When do you sit down and call yourself a writer?
A serious, no bullshit, fucking writer.
Some never do it. I know I already did. I admitted to it, while I said it. I never actually believed it.
I sat down and opened Scrivener and was like, okay it’s time to really do this. And by this I mean finish this edit so I can send it off to my beta readers. I’ve been resisting really hard with this. Purely because I think I’ve been scared to really show them what I have. This book is my baby, it has been for the last 11 years and I’m actually terrified. I think that parents sending their kids to high school might feel the same way. I just want to hold onto it tighter but I need the input of someone else, while it makes sense to me, it might not make sense to others.

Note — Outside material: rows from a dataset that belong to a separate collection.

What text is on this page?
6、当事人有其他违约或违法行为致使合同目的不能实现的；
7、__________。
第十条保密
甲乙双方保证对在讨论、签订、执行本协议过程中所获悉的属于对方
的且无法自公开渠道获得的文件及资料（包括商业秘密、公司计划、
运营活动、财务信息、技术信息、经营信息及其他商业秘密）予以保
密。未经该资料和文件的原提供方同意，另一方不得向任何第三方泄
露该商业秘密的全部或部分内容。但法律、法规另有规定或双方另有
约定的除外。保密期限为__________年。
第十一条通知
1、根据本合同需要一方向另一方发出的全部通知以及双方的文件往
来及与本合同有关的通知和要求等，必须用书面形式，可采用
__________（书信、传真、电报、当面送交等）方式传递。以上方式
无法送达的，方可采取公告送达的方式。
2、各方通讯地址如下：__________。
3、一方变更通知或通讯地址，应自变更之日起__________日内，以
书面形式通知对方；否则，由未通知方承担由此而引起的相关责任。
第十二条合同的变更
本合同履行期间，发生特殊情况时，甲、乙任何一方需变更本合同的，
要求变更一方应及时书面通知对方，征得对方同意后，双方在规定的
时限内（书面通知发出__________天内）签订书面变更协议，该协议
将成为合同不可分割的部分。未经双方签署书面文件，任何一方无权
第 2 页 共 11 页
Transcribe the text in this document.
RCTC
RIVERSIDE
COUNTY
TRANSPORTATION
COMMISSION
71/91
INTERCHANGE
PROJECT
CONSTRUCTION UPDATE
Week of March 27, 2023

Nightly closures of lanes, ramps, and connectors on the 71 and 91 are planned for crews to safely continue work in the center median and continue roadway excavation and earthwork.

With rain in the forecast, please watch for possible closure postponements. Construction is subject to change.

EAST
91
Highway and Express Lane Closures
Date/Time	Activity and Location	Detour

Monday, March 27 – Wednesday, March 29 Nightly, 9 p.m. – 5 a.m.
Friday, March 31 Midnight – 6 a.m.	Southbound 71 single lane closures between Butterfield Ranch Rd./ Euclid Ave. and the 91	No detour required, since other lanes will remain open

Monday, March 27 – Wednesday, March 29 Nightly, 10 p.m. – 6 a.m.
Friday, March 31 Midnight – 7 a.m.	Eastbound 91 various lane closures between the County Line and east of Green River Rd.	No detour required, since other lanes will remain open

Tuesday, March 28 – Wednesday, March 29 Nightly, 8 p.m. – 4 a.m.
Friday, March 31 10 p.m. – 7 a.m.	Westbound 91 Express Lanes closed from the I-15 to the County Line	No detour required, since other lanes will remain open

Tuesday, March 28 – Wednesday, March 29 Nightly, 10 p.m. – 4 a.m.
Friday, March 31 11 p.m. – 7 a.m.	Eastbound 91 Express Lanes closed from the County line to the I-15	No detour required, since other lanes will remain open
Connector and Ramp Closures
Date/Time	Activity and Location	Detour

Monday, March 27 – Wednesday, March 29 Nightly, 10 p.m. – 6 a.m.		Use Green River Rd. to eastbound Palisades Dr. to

So in saying that I spent the good part of today editing, my eyes going blurry and trying to figure out what time was what and where time went. Time seriously flies when I’m at the computer. I didn’t even get to do what I wanted to do (and that involved getting some posts out of the way, hence the late night posting). I have made some headway, but I’m still 11 chapters from the end. Who’s idea was it to write so many words? Oh right, mine. I have always taken writing seriously, even when people used to scoff at my doing so, it’s never been something that I have played around with. Sure I was scared, timid and embarrassed and sometimes I still get that way, but writing is what I want to do. Writing is my life.
I am a fucking writer who has finished a first draft and a second draft; I’m a writer who is on her third draft (because seriously this is taking that long). I am a professional and I remember that both Marie Forleo and Rachel MacDonald, in their courses, say to own what you have. I’m a writing coach, because I love to push and motivate people, do you know what a writing coach is? Yeah, me either. I’m taking this in my stride. But it’s what I want to do and what you guys get to explore with me.